Di tengah perkembangan zaman yang serba modern ini, pasti kita mengalami dampak yang namanya globalisasi. Pengaruh globalisasi ini membuat dunia seakan berada di dalam genggaman kita. Bagaimana tidak, semua informasi yang ada di belahan dunia ini dapat kita akses dengan mudah. Kita dapat mengetahui segala hal yang ada di dunia ini mulai dari gaya hidup, budaya dan lain sebagainya.

Maka tak jarang generasi muda saat ini cenderung menirukan gaya hidup budaya luar untuk sekedar menutupi rasa gengsi karena takut dianggap ketinggalan jaman. Budaya sendiri tak lagi dihiraukan, bahkan mungkin dilupakan. Sangat sayang, budaya Indonesia yang sangat terkenal dengan keindahan dan keanekaragamannya di mata dunia seharusnya membuat kita lebih bangga memilikinya.

Salah satu budaya yang masih berkembang di Indonesia adalah tradisi “nyadran”. Tradisi ini berasal dari daerah Trenggalek, Jawa Timur yang biasanya diperingati pada hari Jum’at  Kliwon,  bulan  Selo  dalam kalender  Jawa. Tradisi tersebut dilakukan sebagai simbol perwujudan agar kehidupan warga Trenggalek gemah ripah loh jinawi (subur, makmur dan sejahtera).
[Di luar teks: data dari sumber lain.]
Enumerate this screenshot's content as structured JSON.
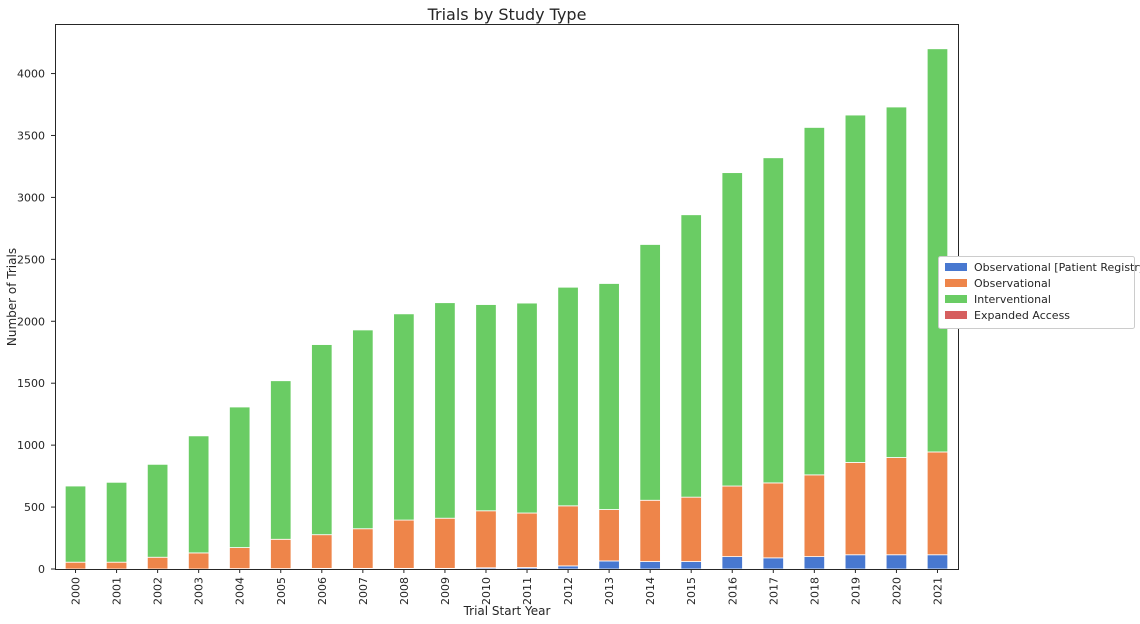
{
  "chart_data": {
    "type": "bar",
    "stacked": true,
    "title": "Trials by Study Type",
    "xlabel": "Trial Start Year",
    "ylabel": "Number of Trials",
    "ylim": [
      0,
      4400
    ],
    "yticks": [
      0,
      500,
      1000,
      1500,
      2000,
      2500,
      3000,
      3500,
      4000
    ],
    "grid": false,
    "legend_position": "right",
    "categories": [
      "2000",
      "2001",
      "2002",
      "2003",
      "2004",
      "2005",
      "2006",
      "2007",
      "2008",
      "2009",
      "2010",
      "2011",
      "2012",
      "2013",
      "2014",
      "2015",
      "2016",
      "2017",
      "2018",
      "2019",
      "2020",
      "2021"
    ],
    "series": [
      {
        "name": "Observational [Patient Registry]",
        "color": "#4878d0",
        "values": [
          0,
          0,
          0,
          0,
          3,
          3,
          5,
          5,
          5,
          5,
          10,
          12,
          25,
          65,
          60,
          60,
          100,
          90,
          100,
          115,
          115,
          115
        ]
      },
      {
        "name": "Observational",
        "color": "#ee854a",
        "values": [
          55,
          55,
          95,
          130,
          170,
          237,
          272,
          320,
          390,
          405,
          460,
          440,
          485,
          415,
          495,
          520,
          570,
          605,
          660,
          745,
          785,
          830
        ]
      },
      {
        "name": "Interventional",
        "color": "#6acc64",
        "values": [
          615,
          645,
          750,
          945,
          1135,
          1280,
          1535,
          1605,
          1665,
          1740,
          1665,
          1695,
          1765,
          1825,
          2065,
          2280,
          2530,
          2625,
          2805,
          2805,
          2830,
          3255
        ]
      },
      {
        "name": "Expanded Access",
        "color": "#d65f5f",
        "values": [
          0,
          0,
          0,
          0,
          0,
          0,
          0,
          0,
          0,
          0,
          0,
          0,
          0,
          0,
          0,
          0,
          0,
          0,
          0,
          0,
          0,
          0
        ]
      }
    ]
  }
}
Namun tradisi ini ternyata juga menyimpan banyak kontroversi. Ada yang berpendapat bahwa tradisi “nyadran” ini dianggap masih mengandung unsur dinamisme dalam tata cara ritual dan rangkaian acara perayaannya. Lantas apakah tradisi ini masih perlu untuk kita lestarikan? Atau justru harus kita tinggalkan karena dianggap menyeleweng dari ajaran agama?
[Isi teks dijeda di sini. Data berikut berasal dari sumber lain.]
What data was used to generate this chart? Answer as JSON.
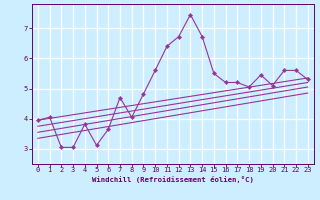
{
  "bg_color": "#cceeff",
  "line_color": "#993399",
  "grid_color": "#aadddd",
  "xlabel": "Windchill (Refroidissement éolien,°C)",
  "xlabel_color": "#660066",
  "tick_color": "#660066",
  "ylim": [
    2.5,
    7.8
  ],
  "xlim": [
    -0.5,
    23.5
  ],
  "yticks": [
    3,
    4,
    5,
    6,
    7
  ],
  "xticks": [
    0,
    1,
    2,
    3,
    4,
    5,
    6,
    7,
    8,
    9,
    10,
    11,
    12,
    13,
    14,
    15,
    16,
    17,
    18,
    19,
    20,
    21,
    22,
    23
  ],
  "main_line": {
    "x": [
      0,
      1,
      2,
      3,
      4,
      5,
      6,
      7,
      8,
      9,
      10,
      11,
      12,
      13,
      14,
      15,
      16,
      17,
      18,
      19,
      20,
      21,
      22,
      23
    ],
    "y": [
      3.95,
      4.05,
      3.05,
      3.05,
      3.82,
      3.12,
      3.65,
      4.7,
      4.05,
      4.82,
      5.6,
      6.4,
      6.72,
      7.45,
      6.72,
      5.5,
      5.2,
      5.2,
      5.05,
      5.45,
      5.1,
      5.6,
      5.6,
      5.3
    ]
  },
  "reg_lines": [
    {
      "x0": 0,
      "y0": 3.95,
      "x1": 23,
      "y1": 5.35
    },
    {
      "x0": 0,
      "y0": 3.75,
      "x1": 23,
      "y1": 5.2
    },
    {
      "x0": 0,
      "y0": 3.55,
      "x1": 23,
      "y1": 5.05
    },
    {
      "x0": 0,
      "y0": 3.35,
      "x1": 23,
      "y1": 4.85
    }
  ]
}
Untuk menjawab hal ini, kita harus lebih dahulu mengetahui bagaimana proses dari tradisi nyadran itu sendiri, apa saja nilai-nilai budaya yang terkandung didalamnya, serta apa maksud dan tujuan dari diadakannya prosesi nyadran ini.

Prosesi “nyadran”

Prosesi adat nyadran diawali oleh penyembelihan kerbau yang kemudian diambil kepala, kulit beserta tulangnya. Prosesi selanjutnya, pemberian sesajen yang biasanya dilakukan oleh dalang ketika ruwatan. Perlengkapan sesajen diantaranya, tumpeng yang melambangkan kesuburan, kemakmuran, dan kesejahteraan (harapan), ayam ingkung sebagai wujud rasa tunduk dan pasrah terhadap Tuhan yang Maha Esa, bunga sekar setaman sebagai simbol keharuman. Diharapkan manusia dapat menjaga “keharuman” di dalam dirinya.
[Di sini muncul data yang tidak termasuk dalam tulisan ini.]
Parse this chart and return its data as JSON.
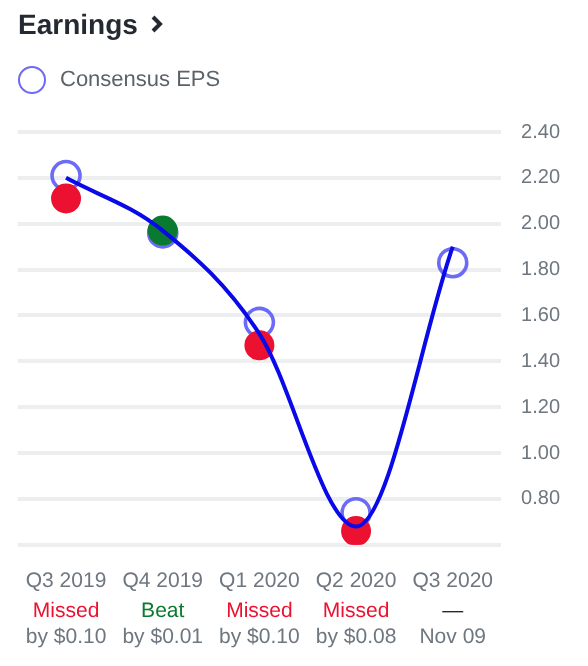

Jenang abang putih (dodol merah-putih) melambangkan sikap hormat kepada orang yang lebih tua, pisang raja sebagai simbol raja yang adil dan bijaksana kita sebagai manusia diharapkan memiliki kedua sifat tersebut. Ada pula degan (kelapa muda) sebagai lambang pengharapan agar kita mampu berdiri sendiri dalam mencari rezeki, wedang kopi dan wedang susu melambangkan rasa persaudaraan (berbeda tapi tetap saling menghargai), jajanan pasar sebagai simbol tercukupinya kebutuhan manusia yang beranekaragam. Sedangkan wajik memiliki makna agar hubungan kita dengan keluarga yang sudah meninggal semakin erat.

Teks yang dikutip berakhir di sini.